By Helen F. Rice, Esq.
On January 9, the Supreme Court of Georgia issued a ruling in a divorce case (Shaw v. Shaw, No. S11F1586) that should not come as any great surprise – the husband and wife were ordered to divide assets held in a jointly titled investment account equally between the two of them. The twist in this case, however, was that the funds in the account were inherited by the husband from his mother. Georgia courts have consistently held that property inherited by one spouse during a marriage remains the separate property of the spouse who receives it. Why, then, would it be fair for the Court to order the parties to divide up an inheritance in their divorce?
In the Shaw case, the husband had established an investment account and deposited his inheritance into it. None of his other assets were added to or commingled with the inheritance, and the wife never made any deposits of her own funds into the account. However, from the outset, the husband set up the investment account in the name of both himself and his wife, to be held as joint tenants with right of survivorship. The Supreme Court found that the simple act of setting the account up as a joint account was sufficient evidence of the husband’s intent to transform his separate property into marital property, and therefore, to share it with his wife.

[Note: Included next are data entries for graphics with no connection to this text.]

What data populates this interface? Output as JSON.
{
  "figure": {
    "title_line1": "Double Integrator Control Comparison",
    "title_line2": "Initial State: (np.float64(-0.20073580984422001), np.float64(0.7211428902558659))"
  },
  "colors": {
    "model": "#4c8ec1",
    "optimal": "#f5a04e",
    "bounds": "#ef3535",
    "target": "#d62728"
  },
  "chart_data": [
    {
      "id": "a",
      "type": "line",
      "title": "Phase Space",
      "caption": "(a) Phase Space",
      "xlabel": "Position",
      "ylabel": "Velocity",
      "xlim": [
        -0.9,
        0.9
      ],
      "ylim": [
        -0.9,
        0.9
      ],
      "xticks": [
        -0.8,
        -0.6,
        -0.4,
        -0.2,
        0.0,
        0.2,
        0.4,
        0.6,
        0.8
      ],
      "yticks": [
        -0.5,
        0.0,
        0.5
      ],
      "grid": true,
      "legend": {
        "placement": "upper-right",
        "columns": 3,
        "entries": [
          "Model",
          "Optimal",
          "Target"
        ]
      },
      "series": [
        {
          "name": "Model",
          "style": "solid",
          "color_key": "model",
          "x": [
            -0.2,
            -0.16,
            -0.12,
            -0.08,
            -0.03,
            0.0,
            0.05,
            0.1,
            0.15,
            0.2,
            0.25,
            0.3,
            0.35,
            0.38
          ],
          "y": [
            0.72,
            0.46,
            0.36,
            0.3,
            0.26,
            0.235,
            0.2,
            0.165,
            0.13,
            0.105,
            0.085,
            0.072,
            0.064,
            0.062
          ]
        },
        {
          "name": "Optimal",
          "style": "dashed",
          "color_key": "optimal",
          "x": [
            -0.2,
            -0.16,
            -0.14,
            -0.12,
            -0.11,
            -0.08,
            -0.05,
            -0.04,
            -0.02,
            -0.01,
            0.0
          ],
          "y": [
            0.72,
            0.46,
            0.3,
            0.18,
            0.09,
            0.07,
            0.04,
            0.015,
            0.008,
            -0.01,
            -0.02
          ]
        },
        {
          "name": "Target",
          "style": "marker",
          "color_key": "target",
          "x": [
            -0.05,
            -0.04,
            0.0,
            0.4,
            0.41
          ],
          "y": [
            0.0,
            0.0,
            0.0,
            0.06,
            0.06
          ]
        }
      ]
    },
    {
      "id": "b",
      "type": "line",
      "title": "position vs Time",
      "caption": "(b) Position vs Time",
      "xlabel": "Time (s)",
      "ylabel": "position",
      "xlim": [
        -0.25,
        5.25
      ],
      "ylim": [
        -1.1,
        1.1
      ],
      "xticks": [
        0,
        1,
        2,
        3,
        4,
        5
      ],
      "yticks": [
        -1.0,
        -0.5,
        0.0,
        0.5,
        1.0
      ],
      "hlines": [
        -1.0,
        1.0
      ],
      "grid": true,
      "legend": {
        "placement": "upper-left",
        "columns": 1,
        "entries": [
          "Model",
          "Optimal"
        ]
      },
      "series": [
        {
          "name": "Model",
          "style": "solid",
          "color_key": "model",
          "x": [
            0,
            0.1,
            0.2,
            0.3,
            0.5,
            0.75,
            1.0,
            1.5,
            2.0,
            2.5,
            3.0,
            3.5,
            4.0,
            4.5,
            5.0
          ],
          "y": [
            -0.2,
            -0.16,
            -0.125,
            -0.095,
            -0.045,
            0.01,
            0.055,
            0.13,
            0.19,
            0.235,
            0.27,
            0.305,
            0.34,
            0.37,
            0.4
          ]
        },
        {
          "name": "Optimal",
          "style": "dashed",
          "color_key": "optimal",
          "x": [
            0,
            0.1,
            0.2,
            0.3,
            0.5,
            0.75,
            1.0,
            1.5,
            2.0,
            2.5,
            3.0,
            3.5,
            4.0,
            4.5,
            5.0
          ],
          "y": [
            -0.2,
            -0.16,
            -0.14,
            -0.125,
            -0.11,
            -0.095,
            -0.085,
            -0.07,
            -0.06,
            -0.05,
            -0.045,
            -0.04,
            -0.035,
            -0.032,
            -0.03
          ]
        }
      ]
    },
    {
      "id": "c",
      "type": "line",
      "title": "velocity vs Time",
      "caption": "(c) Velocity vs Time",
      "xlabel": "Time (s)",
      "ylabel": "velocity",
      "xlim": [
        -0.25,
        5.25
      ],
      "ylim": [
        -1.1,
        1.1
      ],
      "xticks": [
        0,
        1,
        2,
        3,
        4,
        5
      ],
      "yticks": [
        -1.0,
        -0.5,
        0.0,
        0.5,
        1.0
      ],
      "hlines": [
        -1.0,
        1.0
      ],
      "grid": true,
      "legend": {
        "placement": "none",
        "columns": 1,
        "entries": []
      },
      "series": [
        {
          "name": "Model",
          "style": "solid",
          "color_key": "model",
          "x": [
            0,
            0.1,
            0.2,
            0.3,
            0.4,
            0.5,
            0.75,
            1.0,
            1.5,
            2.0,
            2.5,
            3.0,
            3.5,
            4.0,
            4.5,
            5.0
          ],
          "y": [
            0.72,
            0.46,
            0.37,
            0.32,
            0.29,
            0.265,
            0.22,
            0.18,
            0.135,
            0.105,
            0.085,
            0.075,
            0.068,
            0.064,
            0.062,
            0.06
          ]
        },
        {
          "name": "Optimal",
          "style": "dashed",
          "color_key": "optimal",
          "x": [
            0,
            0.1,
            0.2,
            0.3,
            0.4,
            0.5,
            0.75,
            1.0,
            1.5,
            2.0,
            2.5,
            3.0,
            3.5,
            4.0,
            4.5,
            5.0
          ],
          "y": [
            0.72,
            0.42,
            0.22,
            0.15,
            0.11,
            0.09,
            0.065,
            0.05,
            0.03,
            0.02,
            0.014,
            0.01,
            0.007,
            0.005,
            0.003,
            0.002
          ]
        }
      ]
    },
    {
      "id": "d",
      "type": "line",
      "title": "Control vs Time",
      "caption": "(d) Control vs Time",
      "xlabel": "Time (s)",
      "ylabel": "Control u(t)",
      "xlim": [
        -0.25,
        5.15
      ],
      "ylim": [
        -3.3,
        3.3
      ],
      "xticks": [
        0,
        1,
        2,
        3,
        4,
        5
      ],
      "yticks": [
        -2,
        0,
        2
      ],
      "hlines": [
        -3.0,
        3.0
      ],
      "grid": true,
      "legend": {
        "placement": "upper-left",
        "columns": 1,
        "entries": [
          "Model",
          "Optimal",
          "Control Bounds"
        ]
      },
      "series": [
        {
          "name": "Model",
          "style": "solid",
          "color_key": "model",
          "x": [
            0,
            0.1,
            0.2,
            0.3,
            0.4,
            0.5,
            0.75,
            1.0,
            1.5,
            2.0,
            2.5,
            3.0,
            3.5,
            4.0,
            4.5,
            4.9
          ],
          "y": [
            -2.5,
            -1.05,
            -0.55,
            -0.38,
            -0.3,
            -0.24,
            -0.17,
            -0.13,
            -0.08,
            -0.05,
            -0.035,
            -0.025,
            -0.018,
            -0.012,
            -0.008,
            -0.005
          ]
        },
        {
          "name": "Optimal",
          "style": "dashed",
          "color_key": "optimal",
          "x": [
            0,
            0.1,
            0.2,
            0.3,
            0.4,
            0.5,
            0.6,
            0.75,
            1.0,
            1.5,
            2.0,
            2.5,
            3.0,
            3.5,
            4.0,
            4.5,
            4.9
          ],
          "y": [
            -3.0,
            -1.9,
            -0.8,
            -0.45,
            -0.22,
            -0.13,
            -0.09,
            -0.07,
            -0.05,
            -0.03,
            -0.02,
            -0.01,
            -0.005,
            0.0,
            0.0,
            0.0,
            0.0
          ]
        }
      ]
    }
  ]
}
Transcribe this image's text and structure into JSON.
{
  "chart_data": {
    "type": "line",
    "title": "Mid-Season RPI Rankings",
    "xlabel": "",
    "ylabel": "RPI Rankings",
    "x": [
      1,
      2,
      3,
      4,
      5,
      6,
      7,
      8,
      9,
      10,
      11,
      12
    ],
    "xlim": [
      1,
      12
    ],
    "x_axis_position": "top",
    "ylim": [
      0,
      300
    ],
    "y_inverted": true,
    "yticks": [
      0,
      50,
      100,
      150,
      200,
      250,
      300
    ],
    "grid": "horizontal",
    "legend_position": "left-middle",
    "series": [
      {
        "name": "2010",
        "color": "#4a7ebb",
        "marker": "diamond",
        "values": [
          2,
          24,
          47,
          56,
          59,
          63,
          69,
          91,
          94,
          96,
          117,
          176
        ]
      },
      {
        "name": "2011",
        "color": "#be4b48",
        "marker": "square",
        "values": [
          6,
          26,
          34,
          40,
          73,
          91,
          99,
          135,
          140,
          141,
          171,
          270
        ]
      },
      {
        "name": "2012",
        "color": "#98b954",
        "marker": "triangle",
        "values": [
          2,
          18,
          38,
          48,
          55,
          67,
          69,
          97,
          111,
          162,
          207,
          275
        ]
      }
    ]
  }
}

Similarly, when the husband inherited a piece of Florida real estate from his mother, he directed that it be deeded to both himself and his wife jointly. The Court again found that this action transformed the property into a marital asset, and as a result, the property was ordered to be divided between husband and wife equally in their divorce.
The lesson here is simple: if you don’t want to be potentially forced to divide your assets with your spouse someday, keep them separate and in your own name. Savvy couples who identify potential issues like this before they marry can execute a pre-nuptial agreement that will clarify their intent to keep separate property separate during the marriage and prevent a result like the Shaw ruling. If you don’t have a pre-nup, keeping your separate property in your own individual name is your best protection. There are estate planning tools you can use to ensure that your spouse receives the property at your death, if your marriage remains intact and that is your wish; or you can direct that your separate property is to be distributed to your children or other heirs at your death, allowing only marital property to pass to your spouse. When in doubt, consult an attorney. Asking questions in advance is always the best way to avoid problems and substantial legal expenses later – just ask Mr. Shaw!